一生モノのスキルになる! 『文章を書く』ことの苦手を好きにかえる方法<連載第25回>
伝える力【話す・書く】研究所を主宰し、「文章の書き方」に関する著書も多い山口拓朗さんに書き方のコツを教わります。今回は、並べ方を間違えると誤読をうむ「修飾語」「被修飾語」について。
読む人の誤読を招く「悪文」の原因とは?
あなたが書く文章の修飾語と被修飾語は離れすぎていませんか? 修飾語と被修飾語が離れすぎていると、意味の結びつきがわかりにくくなり、誤解や誤読を招きやすくなります。文章を書くときには、読む人の理解度が低下しないよう、修飾語と被修飾語の配置を適正化しましょう。
【例文1】
無責任な主任の発言
【例文2】
主任の無責任な発言
例文1と2では「無責任な」という言葉の“かかり先”が違います。例文1は「主任」と「発言」のどちらにかかっているかがよくわかりません。一方、例文2の「無責任な」は、明らかに「発言」にかかっています。
もしも、主任がたまたま無責任な発言をしただけなら(いつもは責任ある発言をしているなら)、例文1の書き方では誤解が生じます。「主任=無責任な人」と読めてしまうからです。正確に伝えるためには、例文2のように「無責任な」が「発言」以外にかからない並び順にする必要があります。
「修飾語」と「被修飾語」の配置原則とは?
別の例文をご紹介します。
【例文3】
新しい若手社員向けのA社で開発された研修です。
意味がわかりそうでわからない。フラストレーションを感じる文章ではないでしょうか。どうやら書き手は、以下1〜3のように「研修です」に3つの言葉をかけたかったようです。
1.新しい→研修(=新しい研修)
2.若手社員向けの→研修(=若手社員向けの研修)
3.A社で開発された→研修(=A社で開発された研修)
しかし、例文3の書き方では、そうは読めません。「新しい」が「若手社員」にかかっているように見えます。同様に「若手社員向けの」が「A社」にかかっているように見えます。
修飾語と被修飾語の関係がわかりにくくなったときは、言葉の“かかり先”を明確にしたうえで、以下の原則をあてはめます。

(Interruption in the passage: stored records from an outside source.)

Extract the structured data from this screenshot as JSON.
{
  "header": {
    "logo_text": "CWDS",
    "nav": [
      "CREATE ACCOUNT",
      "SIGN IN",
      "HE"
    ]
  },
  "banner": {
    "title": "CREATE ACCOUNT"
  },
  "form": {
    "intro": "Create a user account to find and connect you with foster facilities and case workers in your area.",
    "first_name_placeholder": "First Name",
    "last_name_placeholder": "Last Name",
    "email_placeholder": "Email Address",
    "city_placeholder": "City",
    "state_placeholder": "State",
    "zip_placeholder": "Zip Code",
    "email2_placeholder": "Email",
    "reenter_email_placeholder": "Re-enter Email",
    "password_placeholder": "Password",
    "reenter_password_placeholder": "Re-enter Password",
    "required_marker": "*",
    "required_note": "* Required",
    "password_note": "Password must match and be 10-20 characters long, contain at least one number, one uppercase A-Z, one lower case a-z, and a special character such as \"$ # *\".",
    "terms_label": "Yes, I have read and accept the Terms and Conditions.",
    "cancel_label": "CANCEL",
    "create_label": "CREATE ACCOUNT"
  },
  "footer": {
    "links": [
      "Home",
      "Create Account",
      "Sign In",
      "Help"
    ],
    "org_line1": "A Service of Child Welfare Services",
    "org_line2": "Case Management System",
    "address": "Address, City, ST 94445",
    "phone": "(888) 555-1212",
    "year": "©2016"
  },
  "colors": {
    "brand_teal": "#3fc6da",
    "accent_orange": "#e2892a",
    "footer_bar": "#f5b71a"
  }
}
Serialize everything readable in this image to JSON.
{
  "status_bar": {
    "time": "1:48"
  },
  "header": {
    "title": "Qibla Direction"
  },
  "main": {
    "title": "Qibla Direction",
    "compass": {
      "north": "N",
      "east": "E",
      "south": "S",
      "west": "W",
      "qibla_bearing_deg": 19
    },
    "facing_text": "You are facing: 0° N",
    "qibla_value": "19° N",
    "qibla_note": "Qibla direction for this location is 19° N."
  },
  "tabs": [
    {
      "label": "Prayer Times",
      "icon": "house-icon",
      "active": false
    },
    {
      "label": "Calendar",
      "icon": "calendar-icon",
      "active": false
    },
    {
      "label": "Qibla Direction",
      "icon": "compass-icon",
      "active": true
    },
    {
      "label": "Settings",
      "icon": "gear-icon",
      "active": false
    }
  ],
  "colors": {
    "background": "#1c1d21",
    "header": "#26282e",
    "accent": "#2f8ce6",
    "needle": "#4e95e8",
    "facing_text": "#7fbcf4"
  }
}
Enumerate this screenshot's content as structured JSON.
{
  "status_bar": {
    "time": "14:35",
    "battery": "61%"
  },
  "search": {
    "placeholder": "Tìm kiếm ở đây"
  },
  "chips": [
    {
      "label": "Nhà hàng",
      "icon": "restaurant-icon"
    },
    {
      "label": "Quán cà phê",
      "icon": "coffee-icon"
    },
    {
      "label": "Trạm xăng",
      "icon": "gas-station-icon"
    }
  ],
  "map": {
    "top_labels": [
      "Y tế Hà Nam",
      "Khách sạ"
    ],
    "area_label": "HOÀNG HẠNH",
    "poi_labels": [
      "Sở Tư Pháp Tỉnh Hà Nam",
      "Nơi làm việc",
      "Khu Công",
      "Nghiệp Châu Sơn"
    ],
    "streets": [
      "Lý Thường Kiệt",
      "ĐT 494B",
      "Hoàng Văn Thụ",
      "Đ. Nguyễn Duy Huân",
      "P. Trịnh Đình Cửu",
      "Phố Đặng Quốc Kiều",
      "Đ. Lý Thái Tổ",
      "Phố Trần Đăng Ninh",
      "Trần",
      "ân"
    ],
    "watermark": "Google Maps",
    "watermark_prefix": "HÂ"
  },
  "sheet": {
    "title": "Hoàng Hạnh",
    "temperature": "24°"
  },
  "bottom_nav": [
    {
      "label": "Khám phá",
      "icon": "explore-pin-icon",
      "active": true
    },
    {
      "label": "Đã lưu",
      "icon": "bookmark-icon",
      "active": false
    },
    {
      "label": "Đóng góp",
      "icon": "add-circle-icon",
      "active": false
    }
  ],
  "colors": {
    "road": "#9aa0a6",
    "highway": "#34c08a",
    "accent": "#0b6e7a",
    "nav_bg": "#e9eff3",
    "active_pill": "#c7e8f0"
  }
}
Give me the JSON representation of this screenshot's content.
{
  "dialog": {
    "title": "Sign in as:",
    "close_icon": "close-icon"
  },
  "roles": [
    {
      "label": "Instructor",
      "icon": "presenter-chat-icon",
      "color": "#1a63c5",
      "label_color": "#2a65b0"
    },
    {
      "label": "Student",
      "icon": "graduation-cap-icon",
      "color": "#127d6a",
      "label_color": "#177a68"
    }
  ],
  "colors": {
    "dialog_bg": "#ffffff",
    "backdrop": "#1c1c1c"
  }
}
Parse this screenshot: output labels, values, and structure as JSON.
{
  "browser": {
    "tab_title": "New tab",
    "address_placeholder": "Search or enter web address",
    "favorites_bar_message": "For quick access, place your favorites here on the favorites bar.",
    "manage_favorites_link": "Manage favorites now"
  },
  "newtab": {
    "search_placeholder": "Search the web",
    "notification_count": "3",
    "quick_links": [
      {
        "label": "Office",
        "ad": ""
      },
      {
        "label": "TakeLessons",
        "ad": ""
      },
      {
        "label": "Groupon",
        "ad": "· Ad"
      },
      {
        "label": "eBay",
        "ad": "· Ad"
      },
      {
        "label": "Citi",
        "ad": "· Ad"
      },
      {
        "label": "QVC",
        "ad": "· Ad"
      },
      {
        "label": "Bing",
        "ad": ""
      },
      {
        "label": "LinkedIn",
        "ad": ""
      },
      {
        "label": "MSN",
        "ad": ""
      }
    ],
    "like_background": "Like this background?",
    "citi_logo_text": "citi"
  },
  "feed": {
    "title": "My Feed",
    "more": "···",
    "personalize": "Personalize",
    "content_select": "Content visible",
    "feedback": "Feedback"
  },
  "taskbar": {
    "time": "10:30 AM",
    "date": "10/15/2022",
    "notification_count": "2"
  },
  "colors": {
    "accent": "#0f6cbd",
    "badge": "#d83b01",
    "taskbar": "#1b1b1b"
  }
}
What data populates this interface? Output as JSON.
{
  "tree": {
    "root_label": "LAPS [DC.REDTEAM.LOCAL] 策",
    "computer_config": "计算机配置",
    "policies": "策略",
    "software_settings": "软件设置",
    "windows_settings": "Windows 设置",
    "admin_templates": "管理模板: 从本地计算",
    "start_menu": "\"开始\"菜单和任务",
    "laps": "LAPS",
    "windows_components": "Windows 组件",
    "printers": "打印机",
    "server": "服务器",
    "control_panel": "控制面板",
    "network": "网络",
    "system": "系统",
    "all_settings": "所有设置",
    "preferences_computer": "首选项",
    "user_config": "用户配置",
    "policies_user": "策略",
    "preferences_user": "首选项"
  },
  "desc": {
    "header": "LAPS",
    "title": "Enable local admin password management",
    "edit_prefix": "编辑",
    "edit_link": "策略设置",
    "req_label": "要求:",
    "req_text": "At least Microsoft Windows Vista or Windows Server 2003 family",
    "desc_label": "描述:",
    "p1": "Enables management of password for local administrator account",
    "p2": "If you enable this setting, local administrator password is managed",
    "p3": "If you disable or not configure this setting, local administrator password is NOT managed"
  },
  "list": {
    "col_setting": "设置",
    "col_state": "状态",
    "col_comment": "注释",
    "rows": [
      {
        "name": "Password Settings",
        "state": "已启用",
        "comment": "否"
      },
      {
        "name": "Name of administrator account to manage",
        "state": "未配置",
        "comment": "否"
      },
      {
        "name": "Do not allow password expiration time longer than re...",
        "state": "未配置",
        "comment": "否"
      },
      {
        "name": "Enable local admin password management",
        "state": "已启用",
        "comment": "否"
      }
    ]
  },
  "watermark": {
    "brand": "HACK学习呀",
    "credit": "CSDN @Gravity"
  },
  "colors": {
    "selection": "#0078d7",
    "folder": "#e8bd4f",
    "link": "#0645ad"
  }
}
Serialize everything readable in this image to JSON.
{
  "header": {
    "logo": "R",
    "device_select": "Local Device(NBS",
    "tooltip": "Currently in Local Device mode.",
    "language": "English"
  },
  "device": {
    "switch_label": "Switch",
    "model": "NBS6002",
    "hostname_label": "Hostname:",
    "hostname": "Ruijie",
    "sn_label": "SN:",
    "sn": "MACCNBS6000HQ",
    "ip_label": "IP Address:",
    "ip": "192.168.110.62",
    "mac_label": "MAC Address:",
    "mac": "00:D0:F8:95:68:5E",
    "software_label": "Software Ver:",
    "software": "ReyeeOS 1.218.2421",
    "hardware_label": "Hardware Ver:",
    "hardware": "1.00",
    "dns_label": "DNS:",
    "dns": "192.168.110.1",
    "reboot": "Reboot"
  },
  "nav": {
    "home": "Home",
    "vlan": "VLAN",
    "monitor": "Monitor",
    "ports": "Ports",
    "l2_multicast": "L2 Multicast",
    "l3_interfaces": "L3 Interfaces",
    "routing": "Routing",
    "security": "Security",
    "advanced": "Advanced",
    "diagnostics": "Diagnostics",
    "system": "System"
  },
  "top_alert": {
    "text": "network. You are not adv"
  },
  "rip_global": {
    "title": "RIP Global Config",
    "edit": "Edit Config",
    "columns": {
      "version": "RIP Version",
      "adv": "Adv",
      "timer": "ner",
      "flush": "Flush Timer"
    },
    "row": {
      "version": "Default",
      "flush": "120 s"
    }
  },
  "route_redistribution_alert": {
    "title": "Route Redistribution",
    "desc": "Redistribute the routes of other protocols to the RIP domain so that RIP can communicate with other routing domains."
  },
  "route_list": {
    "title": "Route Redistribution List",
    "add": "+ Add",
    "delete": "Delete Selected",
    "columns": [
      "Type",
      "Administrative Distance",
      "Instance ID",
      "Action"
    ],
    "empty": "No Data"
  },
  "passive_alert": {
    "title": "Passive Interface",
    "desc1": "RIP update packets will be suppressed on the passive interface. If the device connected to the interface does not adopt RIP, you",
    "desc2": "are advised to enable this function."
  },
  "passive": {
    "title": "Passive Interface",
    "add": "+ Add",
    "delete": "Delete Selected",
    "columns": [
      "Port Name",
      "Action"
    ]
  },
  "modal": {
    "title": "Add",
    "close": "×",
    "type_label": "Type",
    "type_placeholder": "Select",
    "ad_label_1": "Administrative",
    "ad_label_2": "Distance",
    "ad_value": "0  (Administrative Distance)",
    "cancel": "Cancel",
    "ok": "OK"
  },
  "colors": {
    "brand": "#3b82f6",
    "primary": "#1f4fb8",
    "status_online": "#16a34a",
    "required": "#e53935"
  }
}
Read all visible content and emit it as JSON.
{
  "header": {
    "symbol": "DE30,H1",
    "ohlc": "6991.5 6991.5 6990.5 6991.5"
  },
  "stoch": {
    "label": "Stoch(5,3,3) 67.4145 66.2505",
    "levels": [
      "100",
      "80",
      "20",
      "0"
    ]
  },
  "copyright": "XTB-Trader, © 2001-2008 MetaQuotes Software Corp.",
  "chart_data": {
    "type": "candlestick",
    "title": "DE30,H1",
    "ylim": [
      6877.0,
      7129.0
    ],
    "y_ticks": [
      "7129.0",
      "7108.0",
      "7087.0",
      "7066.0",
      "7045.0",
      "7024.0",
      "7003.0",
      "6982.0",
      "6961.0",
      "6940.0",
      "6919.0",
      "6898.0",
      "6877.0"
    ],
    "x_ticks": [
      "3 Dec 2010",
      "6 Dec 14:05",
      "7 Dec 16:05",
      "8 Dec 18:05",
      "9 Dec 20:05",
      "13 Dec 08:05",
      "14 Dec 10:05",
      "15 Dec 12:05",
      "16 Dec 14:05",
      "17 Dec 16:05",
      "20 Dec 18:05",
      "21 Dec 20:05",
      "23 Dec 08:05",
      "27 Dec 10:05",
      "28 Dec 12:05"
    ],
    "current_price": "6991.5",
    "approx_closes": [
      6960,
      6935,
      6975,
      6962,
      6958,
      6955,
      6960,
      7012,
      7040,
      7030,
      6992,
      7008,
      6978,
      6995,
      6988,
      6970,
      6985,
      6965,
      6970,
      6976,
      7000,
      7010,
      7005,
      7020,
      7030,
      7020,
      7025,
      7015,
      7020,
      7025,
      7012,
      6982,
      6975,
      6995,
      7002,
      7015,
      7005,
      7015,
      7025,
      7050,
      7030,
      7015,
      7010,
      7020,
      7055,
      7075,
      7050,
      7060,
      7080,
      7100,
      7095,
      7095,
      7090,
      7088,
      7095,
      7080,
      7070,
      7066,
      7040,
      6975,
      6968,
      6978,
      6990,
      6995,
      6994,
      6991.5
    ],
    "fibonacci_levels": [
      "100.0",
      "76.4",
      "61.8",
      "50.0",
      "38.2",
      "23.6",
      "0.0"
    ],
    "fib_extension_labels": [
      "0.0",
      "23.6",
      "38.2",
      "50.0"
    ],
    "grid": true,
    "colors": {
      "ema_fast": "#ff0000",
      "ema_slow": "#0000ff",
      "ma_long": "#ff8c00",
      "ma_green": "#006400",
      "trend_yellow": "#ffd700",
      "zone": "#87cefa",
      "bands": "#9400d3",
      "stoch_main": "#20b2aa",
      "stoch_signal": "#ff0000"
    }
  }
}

原則1:「<節>を含む修飾語→<句>の修飾語」の順に並べる
原則2:「長い修飾語→短い修飾語」の順に並べる
<節>とは1個以上の述語を含む複文のことで、<句>とは述語を含まない文節(文の最小単位)のことです。
原則1と2に従って、例文3を並べ替えてみます。
【例文3の修正文】
A社で開発された若手社員向けの新しい研修です。
「A社で開発された」が<節>にあたるため、文頭に配置し、そのうえで、修飾語が「長い→短い」の順で、「若手社員向けの→新しい」と並べました。
不自然さが消える形で文章を最適化する
もっとも、原則はあくまでも原則です。最優先すべきは「意味の結びつき」です。原則どおりに並べても、(修飾語がほかの言葉にかかっているように見えるなど)読む人の誤解を招きそうなときは、改善しなければいけません。
同じ言葉にかかる修飾語が複数あるときは、以下の手順で、修飾語と被修飾語の最適化を図りましょう。
1.原則どおりに並べる
2.前後の言葉との“意味の結びつき”を確認する
3.誤読されそうな要素があれば、原則を無視して文章を再構成する
実は、先ほどの「例文3の修正文」も、ものすごく読みやすいかといえば、そうともいえません。「A社で開発された」が「若手社員」にかかっているようにも見えるからです。
もちろん「A社で開発された若手社員」という言葉が不自然なため、読む人の多くが、「A社で開発された」の“かかり先”が「研修」であると判断するでしょう。しかし、読む人に一瞬でも不自然さを感じさせてしまった時点でアウト。何かしらの工夫を凝らして、不自然さを消す必要があります。
【例文3の修正文】
A社で開発された若手社員向けの新しい研修です。
↓
【例文3の修正文をさらに修正】
A社で開発された、若手社員向けの新しい研修です。
「A社で開発された」と「若手社員向けの」の間に読点(、)を打つことにより誤読のリスクを減らしました。
ほかにも、文章を解体・分割する方法があります。
【例文3の修正文】
A社で開発された若手社員向けの新しい研修です。
↓
【例文3の修正文をさらに修正】
若手社員向けの新しい研修です。この研修はA社が開発しました。
このように、文章を分割することで、誤解や誤読を回避できるケースも少なくありません。「修飾語を並べ替える」や「読点を打つ」という処置とあわせて検討しましょう。